Competition over connectivity is by its nature less violent than international border conflicts, providing an escape hatch from historical cycles of great power conflict. Furthermore, connectivity has made previously unimaginable progress possible as resources and technologies move much more easily to where they are needed, while people can more quickly relocate to escape natural disasters or to cities for economic opportunity. Better connectivity allows societies to diversify where their imports come from and where their exports go. Connectivity is therefore how we make the most of our geography. The grand story of human civilization is more than just tragic cycles of war and peace or economic booms and busts. The arc of history is long, but it bends toward connectivity. Bridges to Everywhere The central fact of the age we live in is that every country, every market, every medium of communication, every natural resource is connected. --Simon Anholt, The Good Country Party Connectivity is the new meta-pattern of our age.
Like liberty or capitalism, it is a world-historical idea, one that gestates, spreads, and transforms over a long timescale and brings about epochal changes. Despite the acute unpredictability that afflicts our world today, we can be adequately certain of current mega-trends such as rapid urbanization and ubiquitous technology. Every day, for the first time in their lives, millions of people switch on mobile phones, log on to the Web, move into cities, or fly on an airplane. We go where opportunity and technology allow. Connectivity is thus more than a tool; it is an impulse . No matter which way we connect, we do so through infrastructure. While the word "infrastructure" is less than a century old, it represents nothing less than our physical capacity for global interaction. Engineering advances have made new infrastructures possible that were the dreams of previous generations.
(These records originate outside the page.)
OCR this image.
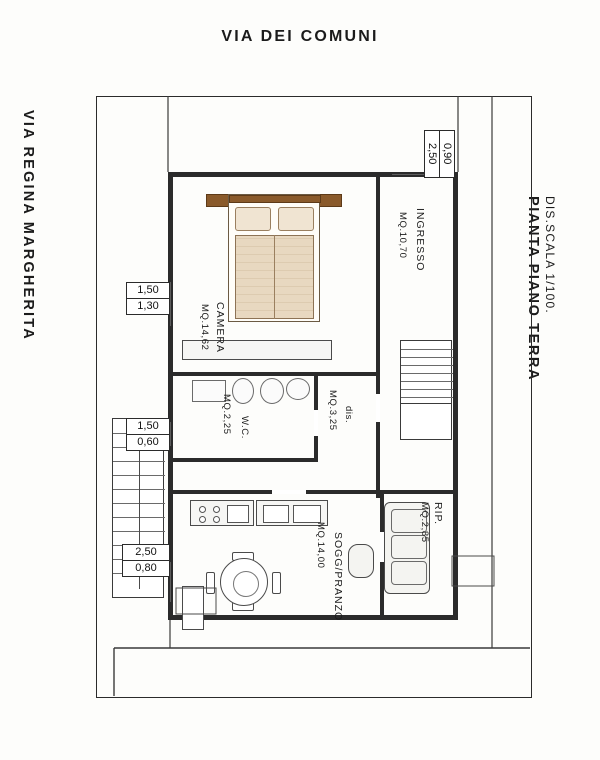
VIA DEI COMUNI
VIA REGINA MARGHERITA	PIANTA PIANO TERRA DIS.SCALA 1/100.
CAMERA
MQ.14,62
INGRESSO
MQ.10,70
W.C.
MQ.2,25	dis.
MQ.3,25
SOGG/PRANZO
MQ.14,00
RIP.
MQ.2,85
1,50
1,30
1,50
0,60
2,50
0,80
2,50 0,90
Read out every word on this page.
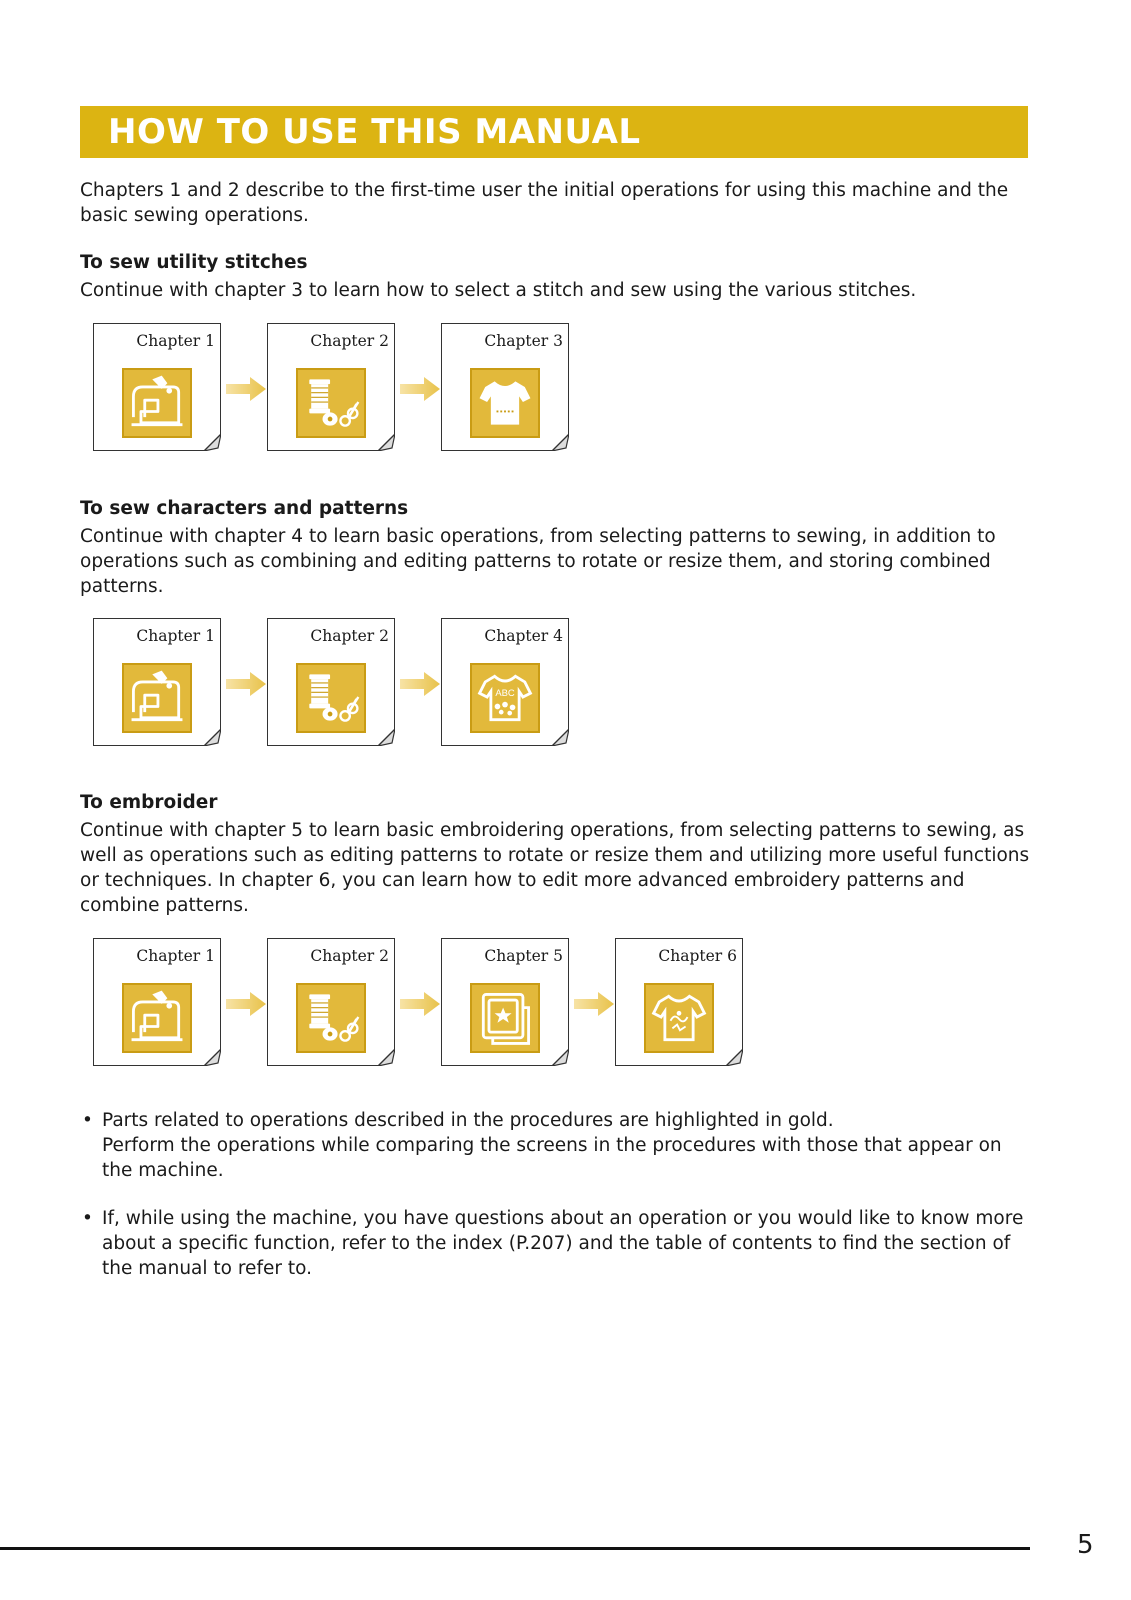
HOW TO USE THIS MANUAL

Chapters 1 and 2 describe to the first-time user the initial operations for using this machine and the basic sewing operations.

To sew utility stitches

Continue with chapter 3 to learn how to select a stitch and sew using the various stitches.

Chapter 1	Chapter 2	Chapter 3

To sew characters and patterns

Continue with chapter 4 to learn basic operations, from selecting patterns to sewing, in addition to operations such as combining and editing patterns to rotate or resize them, and storing combined patterns.

Chapter 1	Chapter 2	Chapter 4
ABC

To embroider

Continue with chapter 5 to learn basic embroidering operations, from selecting patterns to sewing, as well as operations such as editing patterns to rotate or resize them and utilizing more useful functions or techniques. In chapter 6, you can learn how to edit more advanced embroidery patterns and combine patterns.

Chapter 1	Chapter 2	Chapter 5	Chapter 6
• Parts related to operations described in the procedures are highlighted in gold.
Perform the operations while comparing the screens in the procedures with those that appear on the machine.
• If, while using the machine, you have questions about an operation or you would like to know more about a specific function, refer to the index (P.207) and the table of contents to find the section of the manual to refer to.
5
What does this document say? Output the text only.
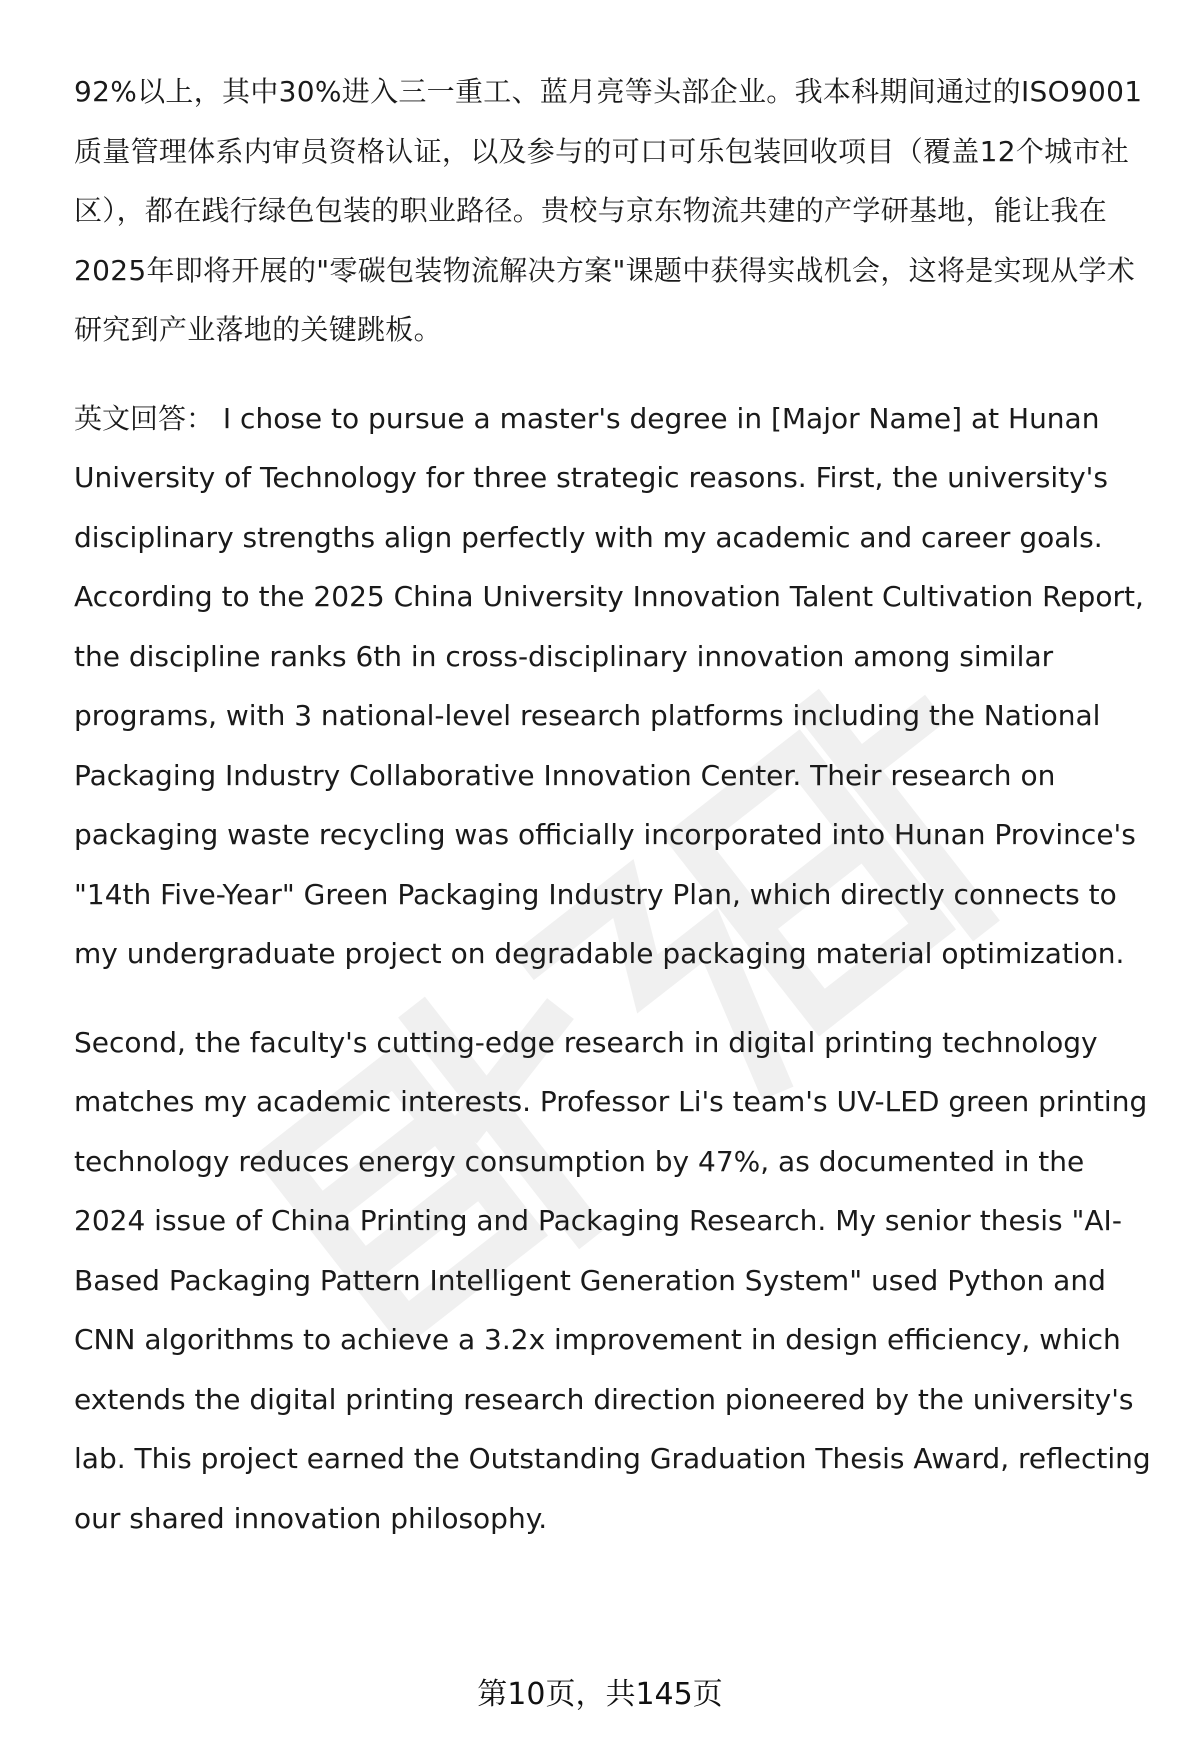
92%以上，其中30%进入三一重工、蓝月亮等头部企业。我本科期间通过的ISO9001质量管理体系内审员资格认证，以及参与的可口可乐包装回收项目（覆盖12个城市社区），都在践行绿色包装的职业路径。贵校与京东物流共建的产学研基地，能让我在2025年即将开展的"零碳包装物流解决方案"课题中获得实战机会，这将是实现从学术研究到产业落地的关键跳板。

英文回答： I chose to pursue a master's degree in [Major Name] at Hunan University of Technology for three strategic reasons. First, the university's disciplinary strengths align perfectly with my academic and career goals. According to the 2025 China University Innovation Talent Cultivation Report, the discipline ranks 6th in cross-disciplinary innovation among similar programs, with 3 national-level research platforms including the National Packaging Industry Collaborative Innovation Center. Their research on packaging waste recycling was officially incorporated into Hunan Province's "14th Five-Year" Green Packaging Industry Plan, which directly connects to my undergraduate project on degradable packaging material optimization.

Second, the faculty's cutting-edge research in digital printing technology matches my academic interests. Professor Li's team's UV-LED green printing technology reduces energy consumption by 47%, as documented in the 2024 issue of China Printing and Packaging Research. My senior thesis "AI-Based Packaging Pattern Intelligent Generation System" used Python and CNN algorithms to achieve a 3.2x improvement in design efficiency, which extends the digital printing research direction pioneered by the university's lab. This project earned the Outstanding Graduation Thesis Award, reflecting our shared innovation philosophy.

第10页，共145页
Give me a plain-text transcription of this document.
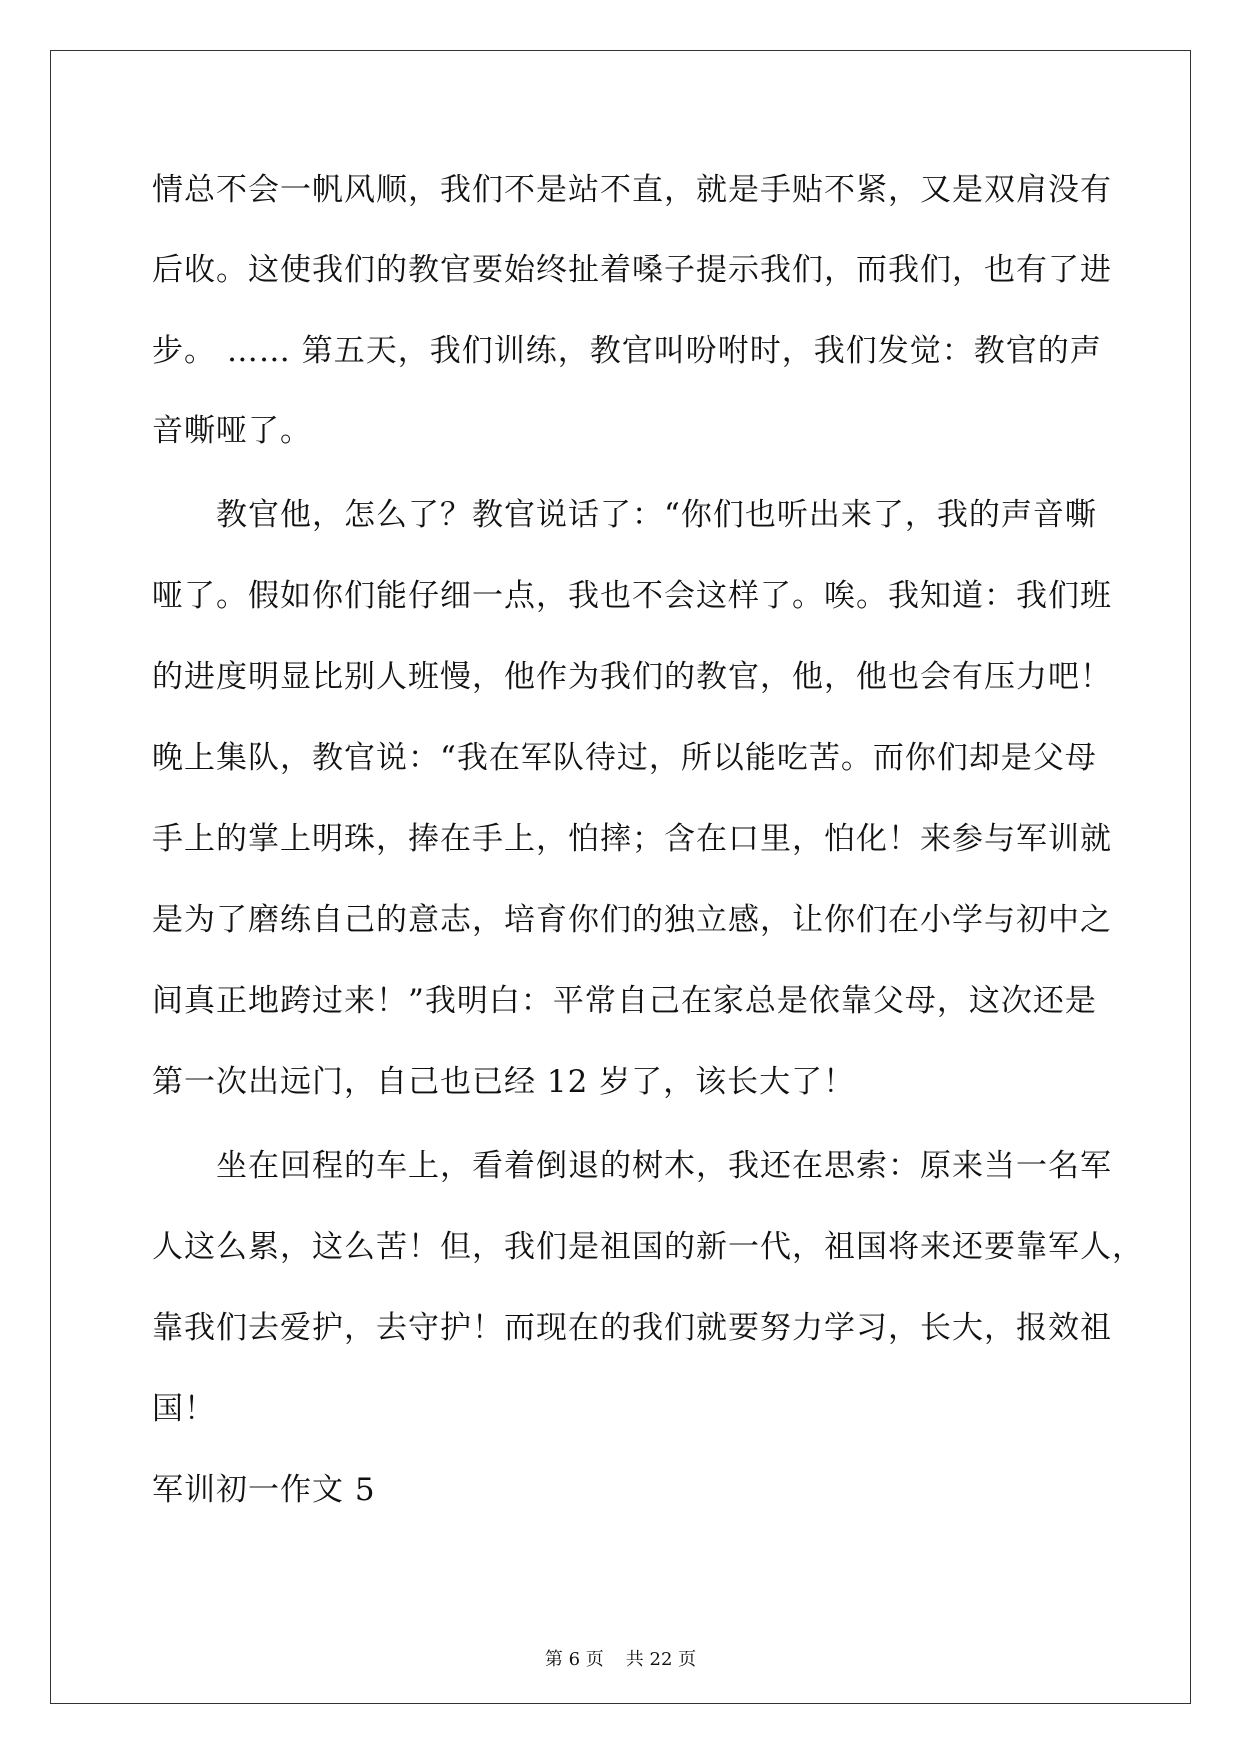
情总不会一帆风顺，我们不是站不直，就是手贴不紧，又是双肩没有
后收。这使我们的教官要始终扯着嗓子提示我们，而我们，也有了进
步。 …… 第五天，我们训练，教官叫吩咐时，我们发觉：教官的声
音嘶哑了。
　　教官他，怎么了？教官说话了：“你们也听出来了，我的声音嘶
哑了。假如你们能仔细一点，我也不会这样了。唉。我知道：我们班
的进度明显比别人班慢，他作为我们的教官，他，他也会有压力吧！
晚上集队，教官说：“我在军队待过，所以能吃苦。而你们却是父母
手上的掌上明珠，捧在手上，怕摔；含在口里，怕化！来参与军训就
是为了磨练自己的意志，培育你们的独立感，让你们在小学与初中之
间真正地跨过来！”我明白：平常自己在家总是依靠父母，这次还是
第一次出远门，自己也已经 12 岁了，该长大了！
　　坐在回程的车上，看着倒退的树木，我还在思索：原来当一名军
人这么累，这么苦！但，我们是祖国的新一代，祖国将来还要靠军人，
靠我们去爱护，去守护！而现在的我们就要努力学习，长大，报效祖
国！
军训初一作文 5
第 6 页 共 22 页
Over a century ago, crucial geographic interventions such as the Suez and Panama Canals reshaped global navigation and trade. Since the nineteenth century, Ottoman sultans aspired to construct a tunnel that would connect Istanbul''s European and Asian sides. Now Turkey has both the Marmaray tunnel that opened in 2013 and freight railways and oil and gas pipelines that are strengthening its position as a key corridor between Europe and China. Turkey has been called the country where continents collide; now it is the country where continents connect. The early twentieth-century Japanese emperor Taisho also sought to link Honshu and northern Hokkaido Island, but only in the 1980s did it complete the Seikan Tunnel, which traverses fifty-four kilometers (including twenty-three kilometers under the seabed) and carries Shinkansen high-speed trains. Once the tunnels to Sakhalin and South Korea are complete, Japan won''t truly be an island anymore. We are in only an early phase of reengineering the planet to facilitate surging flows of people, commodities, goods, data, and capital. Indeed, the next wave of transcontin.